Monatsarchiv: Dezember 2012

Weltstar schenkt Obdachlosen n‘ Euro

Die Einkommensmillionärin „Pinkhat laut dem größten Schmierblatt des Landes „auf dem Weg ins Hotel“ einem „Obdachlosen“, der in Wahrheit eigentlich nur arbeitslos ist, „ihre einzigen beiden Euro-Scheine (ein Zehner, ein Fünfer)“ gegeben und damit bewiesen, dass sie „ein Weltstar mit ganz großem Herz“ ist. Der vermeintliche „Obdachlose“ pisst sich prompt vor Glück und Ehrfurcht in die Hosen, denn er wird wie folgt zitiert: „Sie war herzlich. Ich habe nicht gewusst, dass sie ein Star ist. Sie hat es nicht raushängen lassen, war sehr höflich.

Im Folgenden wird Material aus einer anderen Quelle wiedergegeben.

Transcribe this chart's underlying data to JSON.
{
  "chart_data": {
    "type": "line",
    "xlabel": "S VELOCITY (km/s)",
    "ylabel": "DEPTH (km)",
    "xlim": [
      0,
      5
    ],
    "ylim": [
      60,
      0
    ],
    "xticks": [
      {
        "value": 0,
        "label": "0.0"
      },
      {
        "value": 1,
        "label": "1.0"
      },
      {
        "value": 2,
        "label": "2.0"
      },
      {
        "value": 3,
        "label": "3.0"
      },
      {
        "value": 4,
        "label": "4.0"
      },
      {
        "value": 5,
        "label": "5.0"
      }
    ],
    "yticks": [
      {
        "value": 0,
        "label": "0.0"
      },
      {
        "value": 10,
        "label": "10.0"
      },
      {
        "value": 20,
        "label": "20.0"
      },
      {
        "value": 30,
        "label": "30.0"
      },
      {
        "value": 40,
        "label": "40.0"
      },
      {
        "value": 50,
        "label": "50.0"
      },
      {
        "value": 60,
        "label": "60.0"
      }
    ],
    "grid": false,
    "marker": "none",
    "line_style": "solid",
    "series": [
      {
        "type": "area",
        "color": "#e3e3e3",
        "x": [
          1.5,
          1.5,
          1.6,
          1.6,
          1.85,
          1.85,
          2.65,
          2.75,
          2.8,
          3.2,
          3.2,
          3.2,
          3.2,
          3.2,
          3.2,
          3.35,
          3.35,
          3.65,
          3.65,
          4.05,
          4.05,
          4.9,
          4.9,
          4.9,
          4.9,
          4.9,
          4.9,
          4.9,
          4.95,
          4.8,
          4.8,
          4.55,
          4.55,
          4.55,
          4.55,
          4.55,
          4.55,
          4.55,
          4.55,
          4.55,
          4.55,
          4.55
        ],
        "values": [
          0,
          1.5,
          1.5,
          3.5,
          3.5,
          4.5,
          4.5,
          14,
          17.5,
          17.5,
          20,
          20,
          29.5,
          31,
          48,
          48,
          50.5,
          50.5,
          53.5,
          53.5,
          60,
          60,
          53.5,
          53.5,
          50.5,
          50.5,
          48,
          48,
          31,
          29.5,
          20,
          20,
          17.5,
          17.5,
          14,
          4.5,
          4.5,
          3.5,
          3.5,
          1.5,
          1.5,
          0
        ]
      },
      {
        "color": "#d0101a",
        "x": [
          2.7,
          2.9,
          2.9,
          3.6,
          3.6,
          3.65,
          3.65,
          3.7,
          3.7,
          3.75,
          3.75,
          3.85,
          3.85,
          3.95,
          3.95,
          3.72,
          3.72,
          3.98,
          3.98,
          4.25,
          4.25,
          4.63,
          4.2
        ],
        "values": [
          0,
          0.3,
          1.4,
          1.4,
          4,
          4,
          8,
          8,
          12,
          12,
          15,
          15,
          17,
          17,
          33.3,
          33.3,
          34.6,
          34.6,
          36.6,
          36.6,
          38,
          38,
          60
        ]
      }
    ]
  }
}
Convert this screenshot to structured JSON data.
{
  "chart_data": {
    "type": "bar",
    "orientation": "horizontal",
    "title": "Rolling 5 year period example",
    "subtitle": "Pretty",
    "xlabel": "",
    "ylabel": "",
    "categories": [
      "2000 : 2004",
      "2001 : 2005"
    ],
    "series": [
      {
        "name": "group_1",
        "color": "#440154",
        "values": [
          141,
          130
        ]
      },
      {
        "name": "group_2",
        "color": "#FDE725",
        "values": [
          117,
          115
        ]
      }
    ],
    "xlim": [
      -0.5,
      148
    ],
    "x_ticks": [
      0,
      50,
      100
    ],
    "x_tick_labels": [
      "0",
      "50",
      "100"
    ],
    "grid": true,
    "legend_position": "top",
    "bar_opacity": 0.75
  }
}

Die Scheine habe ich gleich aus dem Hut genommen, damit sie der Wind nicht wegweht.“ Kerl, sie hätte Dir auch ins Gesicht furzen können, es wäre aufs selbe hinaus gelaufen! Denn Pink ist längst aus Deutschland abgereist, nachdem sie ihr Album leichtbekleidet beim schmierigen Lanz mit einigen Hüftschwüngen bewerben konnte, und Du sitzt wieder mit Deinem Schildchen „Schäfer ohne Arbeit“ auf der Straße und erniedrigst Dich mit verzerrten Grinsen bei der Bettelei, während die Großzahl der vorbeilaufenden Passanten sich einen Scheißdreck um Dein Schicksal kümmert, schliesslich müssen sie selbst darum kämpfen nicht denselben Weg zu gehen. Gibt man jedem „Obdachlosen“ sein Geld, ist man bald selbst obdachlos.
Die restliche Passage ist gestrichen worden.